Fornecimento de nome para aquisição de crédito
Comum entre os brasileiros, mesmo entre os trabalhadores honestos, essa prática consiste em comprar algo para alguém que está com o nome no Serviço de Proteção ao Crédito (SPC) — o famoso “nome sujo” — e não pode fazer compras parceladas ou adquirir crédito em bancos e instituições financeiras. Nesse caso, muitas vezes, há um acordo informal entre as duas partes e, na maioria dos casos, por tratar-se de bens de baixo custo, não há um interesse da Federação em fiscalizar esse tipo de prática.
→ Pessoa jurídica (empresa) laranja
- Empresas de fachada para ocultação de enriquecimento ilícito decorrentes do crime organizado: é comum que criminosos — geralmente ligados ao tráfico de drogas, tráfico de armas ou tráfico de seres humanos e outros ramos do crime organizado que movimentam muito dinheiro — abram empresas de fachada para “lavarem o dinheiro sujo” advindo do crime.

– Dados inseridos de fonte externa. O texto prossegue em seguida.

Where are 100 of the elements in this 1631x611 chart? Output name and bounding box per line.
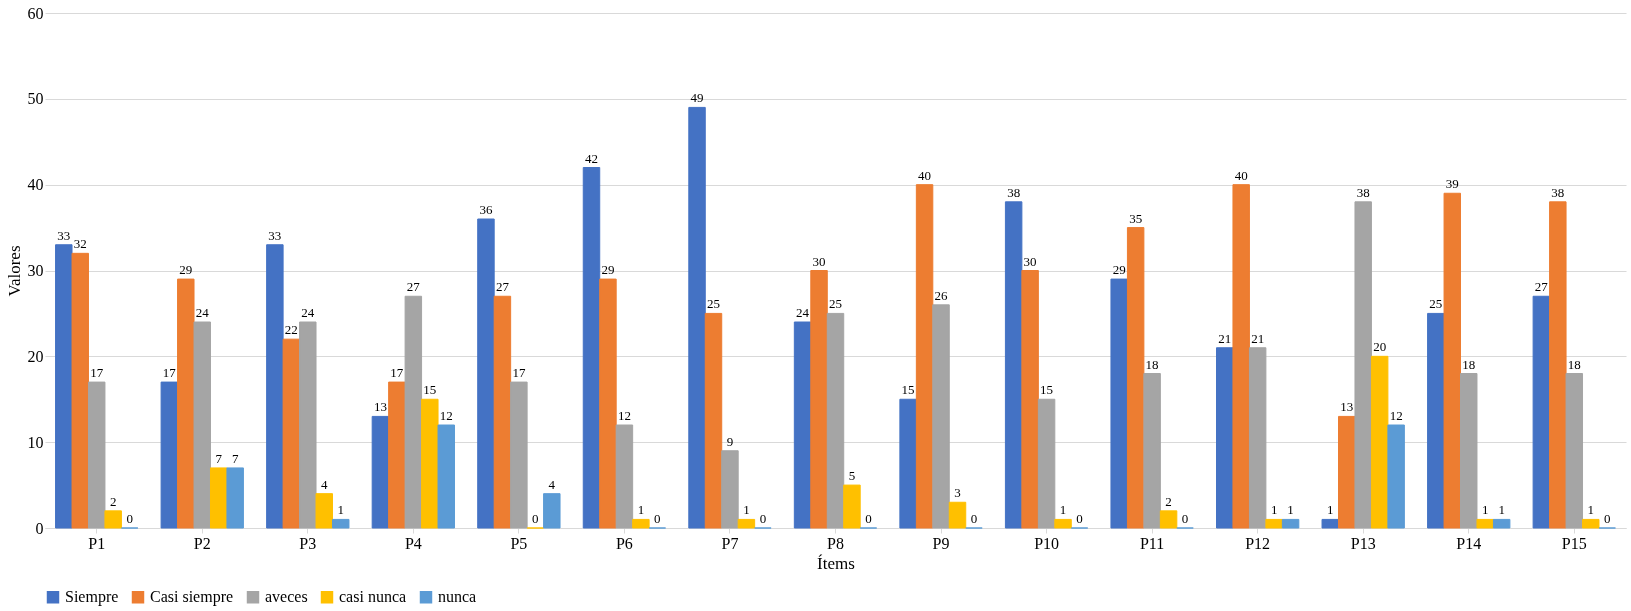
bar (1582, 518, 1600, 529)
data-label: 0 (1603, 511, 1611, 526)
bar (177, 278, 195, 529)
data-label: 2 (1165, 493, 1172, 509)
bar (1370, 355, 1389, 529)
bar (688, 106, 706, 529)
data-label: 1 (1481, 502, 1489, 518)
bar (226, 467, 244, 529)
data-label: 3 (954, 485, 961, 501)
data-label: 0 (1076, 511, 1083, 526)
data-label: 17 (512, 365, 526, 381)
x-tick-label: P4 (404, 534, 422, 552)
data-label: 1 (637, 502, 645, 518)
data-label: 30 (812, 253, 826, 269)
bar (160, 381, 179, 529)
bar (55, 244, 73, 529)
data-label: 13 (373, 399, 387, 415)
x-tick-label: P8 (827, 534, 844, 552)
bar (371, 415, 390, 529)
data-label: 27 (406, 279, 421, 295)
y-tick-label: 10 (27, 433, 44, 451)
bar (1460, 373, 1478, 529)
bar (331, 518, 350, 529)
bar (404, 295, 423, 529)
y-tick-label: 0 (35, 519, 44, 537)
data-label: 40 (1234, 167, 1248, 183)
bar (1354, 201, 1372, 529)
data-label: 20 (1373, 339, 1387, 355)
data-label: 18 (1462, 356, 1476, 372)
x-axis-title: Ítems (817, 553, 855, 573)
bar (737, 518, 756, 529)
bar (1216, 347, 1234, 529)
bar (1126, 227, 1145, 529)
x-tick-label: P2 (193, 534, 211, 552)
data-label: 1 (1059, 502, 1067, 518)
data-label: 0 (1181, 511, 1189, 526)
data-label: 29 (1112, 262, 1126, 278)
bar (915, 184, 934, 529)
data-label: 38 (1356, 184, 1370, 200)
data-label: 15 (423, 382, 437, 398)
data-label: 49 (690, 90, 704, 106)
data-label: 36 (479, 202, 493, 217)
bar (493, 295, 512, 529)
data-label: 7 (215, 450, 223, 466)
bar (1110, 278, 1128, 529)
bar (704, 312, 723, 529)
data-label: 38 (1007, 184, 1021, 200)
data-label: 18 (1567, 356, 1581, 372)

Essas empresas, também conhecidas como empresas laranjas, na maioria das vezes, sequer funcionam, sendo apenas escritórios ou salas comerciais vazias que emitem notas fiscais falsas, as chamadas “notas frias”, para fazer parecer que o dinheiro resultante do crime seja de fonte lícita.
-
Empresas de fachada para falsa prestação de serviços: muito comum no âmbito político, essa prática visa à abertura de empresas laranjas que, supostamente, prestam serviços para empresas públicas (na maioria dos casos) e, às vezes, para empresas privadas. Elas emitem notas fiscais falsas e recebem por serviços que não foram prestados, lucrando em cima de grandes esquemas de corrupção. Essas empresas são, muitas vezes, mantidas por políticos e grandes empresários e registradas em nomes de laranjas para desvincular do real dono (alguém ligado à administração pública) a atividade por ele praticada.
Leia também: Lavagem de dinheiro
Como os laranjas prejudicam o país?
As práticas de ocultação de patrimônio prejudicam a população de diversas maneiras. Se um criminoso mantém laranjas para ocultar patrimônio advindo do crime, ele prejudica a população diretamente ao manter o crime organizado, que é responsável por fraudes e mortes de pessoas inocentes (no caso, principalmente, do tráfico de drogas e armas).
Se uma pessoa comete crime de evasão fiscal (sonegação de impostos), ela deixa de contribuir devidamente com a Receita Federal, o que causa um deficit na arrecadação de impostos que deveriam ser destinados aos investimentos em serviços públicos, como saúde, educação e segurança pública.
Punição para os laranjas
A prisão dos envolvidos em esquemas de laranjas é uma das punições, embora ocorra raramente.
Existe, desde 2013, uma lei específica que pune a prática de ocultação patrimonial e outras práticas ilícitas que prejudiquem a administração pública e o bem público. Trata-se da lei 12.846/13, que, entre outras coisas, pune aquelas empresas que se utilizam de terceiros (laranjas) ou que sejam as próprias laranjas em ações de corrupção, pagamento de propina ou falsa prestação de serviços que resultem em fraude ou lesões contra a administração pública.
As penas previstas para as empresas e pessoas responsáveis por essas práticas podem variar de multas e devolução do dinheiro desviado até prisão dos envolvidos. Porém, por envolverem esquemas milionários de pessoas influentes, as punições somente são aplicadas em casos raros em que a mídia torna pública a situação.